The experiences of many countries in Europe, Asia and Africa may point us to the much overlooked psychological impact of the post-traumatic slave syndrome that is infused in our DNA over 400 years. These are countries that have had to throw off the yoke of oppression, and after Independence, changed the names of their countries. Bangladesh, Botswana, Ghana, Indonesia, Malawi and Zimbabwe come readily to mind.  Even after the peaceful revolution in Czechoslovakia at the end of the Cold War, they too saw the need for a name change to Czech Republic and Slovak Republic.  Our transition in Jamaica in 1962 was equally peaceful but we continue to perpetuate a dehumanizing legacy on our people.
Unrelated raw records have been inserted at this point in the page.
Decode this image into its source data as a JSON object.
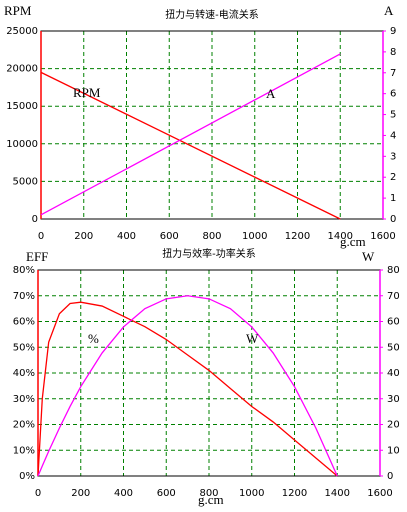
{
  "chart_data": [
    {
      "type": "line",
      "title": "扭力与转速-电流关系",
      "x_label": "g.cm",
      "y_label": "RPM",
      "y2_label": "A",
      "x": [
        0,
        1400
      ],
      "series": [
        {
          "name": "RPM",
          "color": "#ff0000",
          "values": [
            19500,
            0
          ]
        },
        {
          "name": "A",
          "color": "#ff00ff",
          "axis": "y2",
          "values": [
            0.2,
            7.9
          ]
        }
      ],
      "annotations": [
        "RPM",
        "A"
      ],
      "xlim": [
        0,
        1600
      ],
      "xticks": [
        0,
        200,
        400,
        600,
        800,
        1000,
        1200,
        1400,
        1600
      ],
      "ylim": [
        0,
        25000
      ],
      "yticks": [
        0,
        5000,
        10000,
        15000,
        20000,
        25000
      ],
      "y2lim": [
        0,
        9
      ],
      "y2ticks": [
        0,
        1,
        2,
        3,
        4,
        5,
        6,
        7,
        8,
        9
      ],
      "grid": true,
      "grid_color": "#008000"
    },
    {
      "type": "line",
      "title": "扭力与效率-功率关系",
      "x_label": "g.cm",
      "y_label": "EFF",
      "y2_label": "W",
      "x": [
        0,
        20,
        50,
        100,
        150,
        200,
        300,
        400,
        500,
        600,
        700,
        800,
        900,
        1000,
        1100,
        1200,
        1300,
        1400
      ],
      "series": [
        {
          "name": "%",
          "color": "#ff0000",
          "values": [
            0,
            30,
            52,
            63,
            67,
            67.5,
            66,
            62,
            58,
            53,
            47,
            41,
            34,
            27,
            21,
            14,
            7,
            0
          ]
        },
        {
          "name": "W",
          "color": "#ff00ff",
          "axis": "y2",
          "values": [
            0,
            3.9,
            9.6,
            18.6,
            27,
            34.7,
            47.8,
            57.9,
            65,
            68.8,
            70,
            68.8,
            65,
            57.9,
            47.8,
            34.7,
            18.6,
            0
          ]
        }
      ],
      "annotations": [
        "%",
        "W"
      ],
      "xlim": [
        0,
        1600
      ],
      "xticks": [
        0,
        200,
        400,
        600,
        800,
        1000,
        1200,
        1400,
        1600
      ],
      "ylim": [
        0,
        80
      ],
      "yticks": [
        {
          "value": 0,
          "label": "0%"
        },
        {
          "value": 10,
          "label": "10%"
        },
        {
          "value": 20,
          "label": "20%"
        },
        {
          "value": 30,
          "label": "30%"
        },
        {
          "value": 40,
          "label": "40%"
        },
        {
          "value": 50,
          "label": "50%"
        },
        {
          "value": 60,
          "label": "60%"
        },
        {
          "value": 70,
          "label": "70%"
        },
        {
          "value": 80,
          "label": "80%"
        }
      ],
      "y2lim": [
        0,
        80
      ],
      "y2ticks": [
        0,
        10,
        20,
        30,
        40,
        50,
        60,
        70,
        80
      ],
      "grid": true,
      "grid_color": "#008000"
    }
  ]
}
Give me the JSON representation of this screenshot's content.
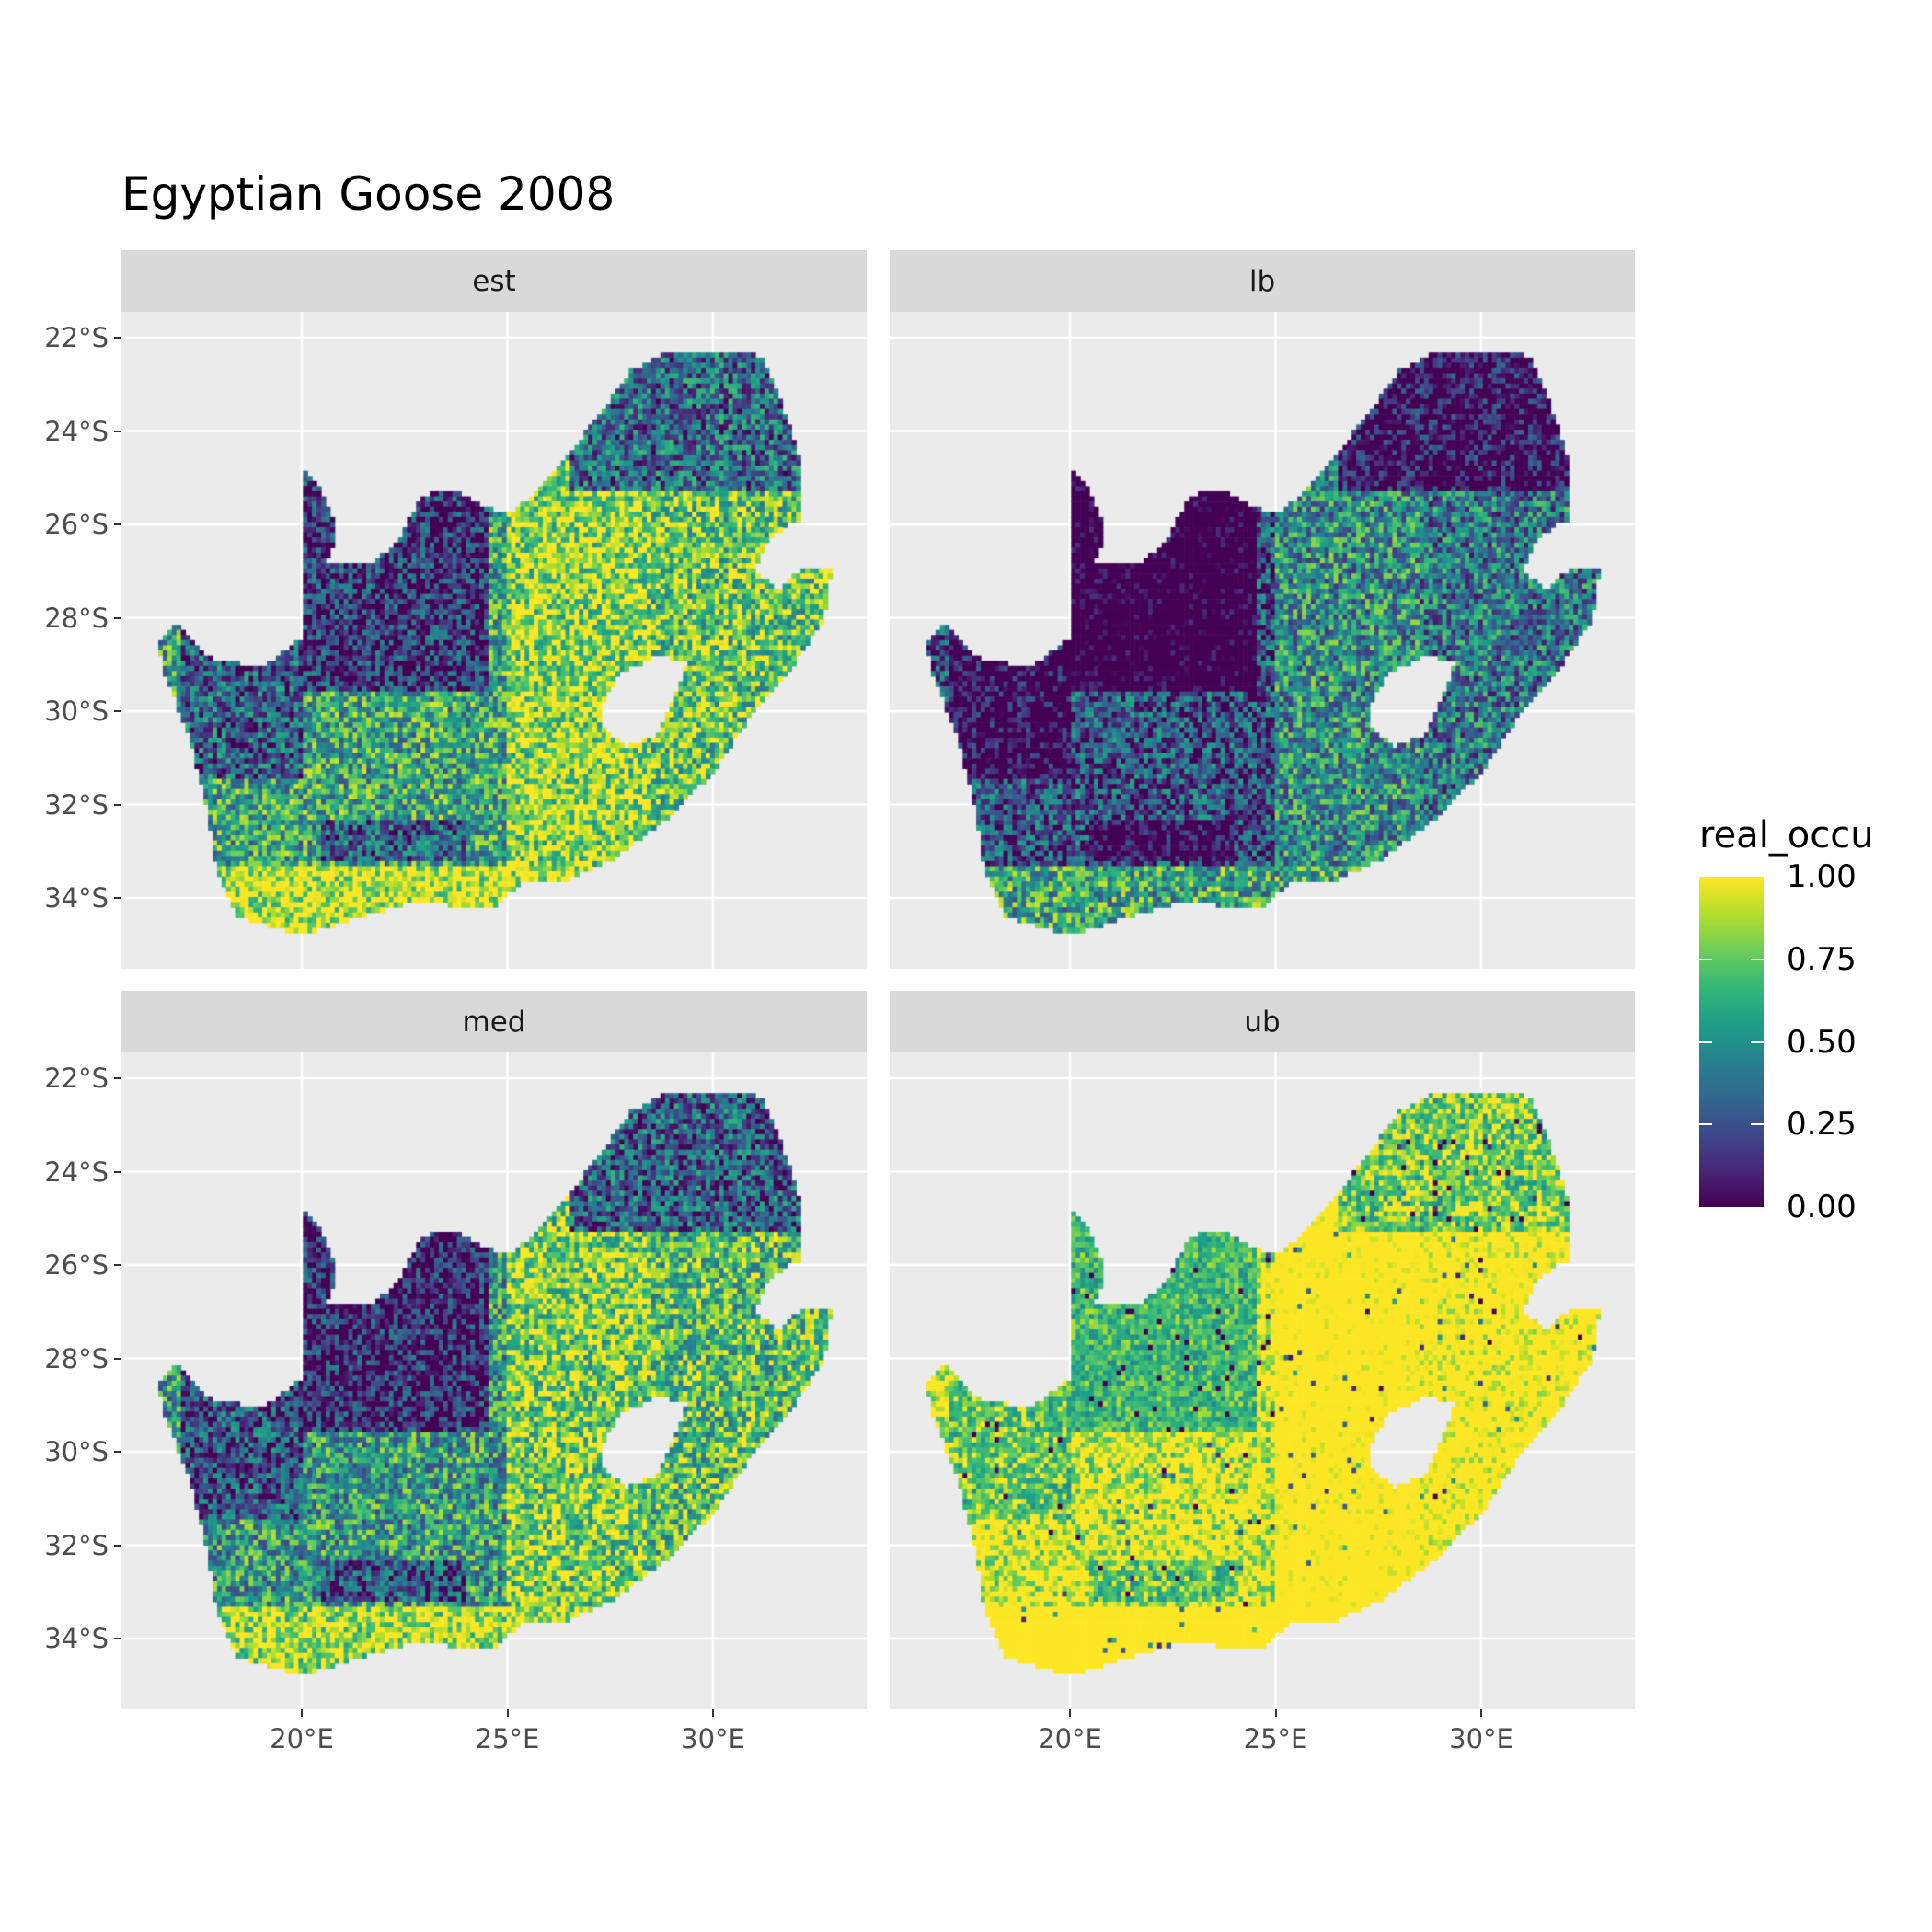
{
  "chart_data": {
    "type": "heatmap",
    "title": "Egyptian Goose 2008",
    "facets": [
      "est",
      "lb",
      "med",
      "ub"
    ],
    "x_ticks": [
      "20°E",
      "25°E",
      "30°E"
    ],
    "x_tick_values": [
      20,
      25,
      30
    ],
    "y_ticks": [
      "22°S",
      "24°S",
      "26°S",
      "28°S",
      "30°S",
      "32°S",
      "34°S"
    ],
    "y_tick_values": [
      -22,
      -24,
      -26,
      -28,
      -30,
      -32,
      -34
    ],
    "xlim": [
      15.6,
      33.7
    ],
    "ylim": [
      -35.5,
      -20.5
    ],
    "grid": true,
    "legend": {
      "title": "real_occu",
      "placement": "right",
      "labels": [
        "1.00",
        "0.75",
        "0.50",
        "0.25",
        "0.00"
      ],
      "values": [
        1.0,
        0.75,
        0.5,
        0.25,
        0.0
      ],
      "colormap": "viridis",
      "range": [
        0,
        1
      ]
    }
  },
  "colors": {
    "panel_background": "#ebebeb",
    "strip_background": "#d9d9d9",
    "grid": "#ffffff",
    "viridis_low": "#440154",
    "viridis_mid": "#21918c",
    "viridis_high": "#fde725"
  }
}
We have not, however, been using the pen effectively. Quite an irony that an old English adage attributed to a former British Secretary of the Colonies, tells us that ‘the pen is mightier than the sword.’  Indeed, it is, for had we mustered the political will, our elected politicians could easily have removed these wretched names from our collective memory with one stroke of the pen.  Undoubtedly the most profound change on the road to emancipation, for we are not there yet, lies not in the guns or ammunitions, the swords or any weapon of mass destruction, but simply in the pen.  Our national heroes stand out as exceptions, but we need more persons like them with the will to do it.

A simple name change could have profoundly positive psychological effects. For it may very well be in a Divine Ordinance that the congregation at the St. Johns Road Church of God in Spanish Town increased exponentially only after it had changed its name from Dovecot Church of God.